By Brooke Schultz
News Editor
From opening times, to silverware, to food options, the dining hall is looking at changes for the new semester.
“It’s a big difference, especially for returning students coming back,” Don Stanwick, director of dining services, said.
As the dining hall opens for the new academic year, the dining hall staff has made alterations to almost every aspect of Hodson.
What Stanwick calls “one of the biggest changes” is the fact that all dining locations, including the main dining hall, Martha’s, Create, and both café locations, will accept payment via credit card.
“No more having to go to an ATM and get cash or something like that.
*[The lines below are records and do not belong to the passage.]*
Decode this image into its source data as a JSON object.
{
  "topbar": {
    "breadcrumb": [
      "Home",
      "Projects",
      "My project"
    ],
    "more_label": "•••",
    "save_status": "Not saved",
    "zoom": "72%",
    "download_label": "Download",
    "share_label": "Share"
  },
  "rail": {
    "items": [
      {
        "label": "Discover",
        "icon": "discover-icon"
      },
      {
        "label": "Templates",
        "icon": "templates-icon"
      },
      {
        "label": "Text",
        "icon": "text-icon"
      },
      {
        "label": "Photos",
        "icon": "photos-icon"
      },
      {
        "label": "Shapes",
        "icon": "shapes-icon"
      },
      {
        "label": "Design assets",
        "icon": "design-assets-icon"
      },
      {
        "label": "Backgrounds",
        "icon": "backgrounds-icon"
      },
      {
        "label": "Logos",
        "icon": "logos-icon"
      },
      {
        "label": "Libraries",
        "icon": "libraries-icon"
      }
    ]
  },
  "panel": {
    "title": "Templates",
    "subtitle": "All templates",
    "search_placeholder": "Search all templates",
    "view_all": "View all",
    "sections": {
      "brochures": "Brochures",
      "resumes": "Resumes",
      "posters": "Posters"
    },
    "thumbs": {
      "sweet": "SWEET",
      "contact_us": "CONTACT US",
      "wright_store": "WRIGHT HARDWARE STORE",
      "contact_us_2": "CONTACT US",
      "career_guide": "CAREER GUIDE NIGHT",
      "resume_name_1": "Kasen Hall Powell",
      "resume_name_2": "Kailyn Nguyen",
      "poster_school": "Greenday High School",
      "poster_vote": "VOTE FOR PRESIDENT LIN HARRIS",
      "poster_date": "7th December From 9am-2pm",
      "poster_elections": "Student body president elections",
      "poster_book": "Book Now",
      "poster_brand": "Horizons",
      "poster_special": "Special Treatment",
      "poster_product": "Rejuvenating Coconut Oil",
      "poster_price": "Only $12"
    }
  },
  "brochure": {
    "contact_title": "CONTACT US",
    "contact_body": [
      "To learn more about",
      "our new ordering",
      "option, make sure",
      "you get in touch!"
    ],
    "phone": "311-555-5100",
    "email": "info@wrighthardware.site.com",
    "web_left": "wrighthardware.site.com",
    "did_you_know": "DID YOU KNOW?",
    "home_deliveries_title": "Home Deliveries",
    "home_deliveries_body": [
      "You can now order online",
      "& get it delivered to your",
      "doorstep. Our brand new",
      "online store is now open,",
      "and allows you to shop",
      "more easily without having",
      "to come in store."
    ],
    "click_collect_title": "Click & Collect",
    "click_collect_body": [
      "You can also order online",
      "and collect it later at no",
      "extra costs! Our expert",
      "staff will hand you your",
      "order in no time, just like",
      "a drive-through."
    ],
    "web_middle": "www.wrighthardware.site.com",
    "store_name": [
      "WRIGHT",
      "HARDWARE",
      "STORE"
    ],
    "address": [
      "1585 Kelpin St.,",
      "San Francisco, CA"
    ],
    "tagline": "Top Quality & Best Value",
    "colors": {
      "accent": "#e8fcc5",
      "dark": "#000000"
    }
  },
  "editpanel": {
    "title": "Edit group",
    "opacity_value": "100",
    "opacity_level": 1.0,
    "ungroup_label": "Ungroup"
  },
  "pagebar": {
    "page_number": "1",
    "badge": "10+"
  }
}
We figured that will make it a little more convenient for people,” Stanwick said.

The dining hall’s hours have also been changed in order to accommodate students who wish to eat earlier in the morning. On weekdays, the dining hall will open at 7 rather than the previous 7:30 a.m. and on weekends it will open at 10 instead of 10:30 a.m.
The closing times will not be affected except for weekend brunch, which will close at 2 instead of 1:30 p.m.
“You can sleep a little bit later and still get brunch,” Stanwick said.
Sophie’s Café will now close at 11 p.m. instead of midnight. “We didn’t find a lot of business during that last hour…. It helps our staff get out a little earlier. It’s a little bit safer for them.”
Even minor details have been changed. Plates, bowls, coffee mugs, tumblers, and silverware have all been updated for this year.
“We’ve had a lot of good feedback on that,” Stanwick said. “People like the big bowls. People complained last year that every time you mixed your salad, it would go all over the table.”
Stanwick actually ordered the bowls a size bigger than he initially wanted, but he said that this has actually worked out because the bowls can hold enough for guests to make salad the main component of their meal.
“A lot of people liked the colors of the Fiestaware, which is why the salad bowls have the color, the coffee mugs have the color, the tumblers have the color, just to keep that instead of making everything plain,” Stanwick said.
The old colored plates have disappeared from the lines and have been replaced by white square plates. Stanwick said that the plates are actually about a half of a square inch larger than the circular plates, giving a larger surface area for students’ meals. They’re also much more cost effective; previously, dining services has spent about $10-15,000 on replacing broken dishes. The old Fiestaware will be available for students living in apartments to purchase in a sale sometime next week.
The new plates are lighter and more manageable not only for customers, but the dirty dish conveyer belt.
The new tumblers have an added benefit; they’re larger by an ounce and sturdier.
The silverware has been updated as well. Stanwick said, “We’ve upgraded the silverware to be real silverware and not, you know, really cheap stuff that can bend if you breathe on it long.”
As an environmental touch, the dining hall worked with Student Environmental Alliance on supplying each student with their own reusable to-go container.
Aside from just dishware, My Pantry is changing. Stanwick said, “The pantry is going back to the way it was last fall where it will have meat options, its not going to be only vegan and vegetarian options. That’s nothing against the vegan and vegetarian population; it’s something we tried last spring and we found that vegans and vegetarians loved the options, however, it also made a lot longer lines in some of the other areas. We are still going to make it a priority to offer one vegan entree and one vegetarian entree on the lines.”
The back counter behind the pizza area is going to be allergen-friendly for people who are allergic to peanuts, tree-nuts, dairy, soy, glutton, and shellfish. The students will have entrée and side-dish options.
Stanwick is trying to involve the students more in the dining hall by including student and campus-focused images. He said, “We want our students to be involved in the pictures. We want the students to see this as their dining hall.”